Sur RCF, l’écrivaine Alice Zeniter part à la rencontre de détenus |
Véronique Macary accompagne la romancière lors d’une séance de lecture de son livre “L’Art de perdre” à la prison Bourg-en-Bresse. Un puzzle sonore d’un humanisme saisissant.
À quoi tient la magie d’un moment de radio ? À la convergence d’émotions. Un silence éloquent. Des mots prononcés à bout portant. Véronique Macary est de la trempe de ces artisans du son qui savent provoquer ces instants de grâce. Depuis septembre, son émission Livre comme l’air pousse la porte des prisons, sur RCF. La productrice capte les rencontres littéraires entre auteurs et détenus, organisées par l’association Lire pour en sortir. Elle propose des reportages où la lecture sert de passe-muraille.
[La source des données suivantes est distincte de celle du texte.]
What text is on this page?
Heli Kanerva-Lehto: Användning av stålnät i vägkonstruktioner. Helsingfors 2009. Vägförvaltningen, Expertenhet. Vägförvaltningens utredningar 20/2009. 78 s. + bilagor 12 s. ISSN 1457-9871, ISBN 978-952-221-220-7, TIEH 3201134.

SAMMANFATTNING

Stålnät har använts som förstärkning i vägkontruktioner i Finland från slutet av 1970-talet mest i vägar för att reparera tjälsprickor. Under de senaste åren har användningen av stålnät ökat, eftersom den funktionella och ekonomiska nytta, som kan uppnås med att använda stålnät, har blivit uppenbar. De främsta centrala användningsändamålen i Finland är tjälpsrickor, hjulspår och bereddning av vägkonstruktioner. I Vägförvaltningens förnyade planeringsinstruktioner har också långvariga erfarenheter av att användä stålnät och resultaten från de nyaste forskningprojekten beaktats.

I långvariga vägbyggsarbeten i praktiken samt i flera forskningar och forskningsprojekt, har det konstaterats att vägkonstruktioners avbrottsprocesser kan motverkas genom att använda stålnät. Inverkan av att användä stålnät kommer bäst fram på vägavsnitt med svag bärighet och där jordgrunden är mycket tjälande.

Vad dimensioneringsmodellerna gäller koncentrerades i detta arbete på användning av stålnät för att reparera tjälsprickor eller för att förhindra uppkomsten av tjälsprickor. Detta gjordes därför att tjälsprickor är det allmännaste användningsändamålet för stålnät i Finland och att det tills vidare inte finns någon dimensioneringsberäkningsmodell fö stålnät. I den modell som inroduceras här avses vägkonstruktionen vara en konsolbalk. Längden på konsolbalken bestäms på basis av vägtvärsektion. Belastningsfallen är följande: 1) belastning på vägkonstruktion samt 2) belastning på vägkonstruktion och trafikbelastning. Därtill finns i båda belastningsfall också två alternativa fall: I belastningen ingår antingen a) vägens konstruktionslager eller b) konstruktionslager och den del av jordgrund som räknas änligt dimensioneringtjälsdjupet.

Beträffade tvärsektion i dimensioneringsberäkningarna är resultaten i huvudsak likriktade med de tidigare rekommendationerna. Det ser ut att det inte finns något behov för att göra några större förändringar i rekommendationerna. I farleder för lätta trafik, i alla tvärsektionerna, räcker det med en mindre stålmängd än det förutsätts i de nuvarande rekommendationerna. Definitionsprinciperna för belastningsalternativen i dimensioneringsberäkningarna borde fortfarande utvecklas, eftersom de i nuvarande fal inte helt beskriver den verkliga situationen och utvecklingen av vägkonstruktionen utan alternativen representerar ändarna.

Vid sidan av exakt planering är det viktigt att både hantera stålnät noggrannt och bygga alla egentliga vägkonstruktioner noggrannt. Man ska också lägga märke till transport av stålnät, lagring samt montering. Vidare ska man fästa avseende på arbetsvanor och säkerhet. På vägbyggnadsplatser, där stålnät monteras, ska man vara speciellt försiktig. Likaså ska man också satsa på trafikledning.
À la prison de Bourg-en-Bresse, elle accompagne cette semaine Alice Zeniter, qui a publié L’Art de perdre. C’est la première fois que la romancière intervient derrière les barreaux. Passé les contrôles à l’entrée, la voilà projetée dans l’univers carcéral, des murs rehaussés de barbelé, une enfilade de couloirs, des portes à déverrouiller dans un bruit métallique de clés, comme si la prison se repliait chaque fois davantage sur ceux qui y pénètrent. C’est dans la salle de culte que l’attendent ses lecteurs, impatients. Pour eux ce sera Alice, elle ne tient pas à ce qu’on l’appelle madame.
L’un d’eux a écrit toute une liste de questions sur un papier qu’il chiffonne entre ses mains. Aziz connaît bien le contexte historique de la guerre d’Algérie, qu’elle met en scène dans son livre. Il veut savoir pourquoi l’autrice n’a pas demandé à consulter les archives sur sa propre famille, dont il est question entre ses lignes. « Je n’ai pas voulu démêler mes secrets par loyauté envers mes proches justement. Est-ce que j’aurais gagné quelque chose à hériter de traumatismes ? », interroge-t-elle, émue. Certains hochent la tête et approuvent. Les questions s’enchaînent avec délicatesse.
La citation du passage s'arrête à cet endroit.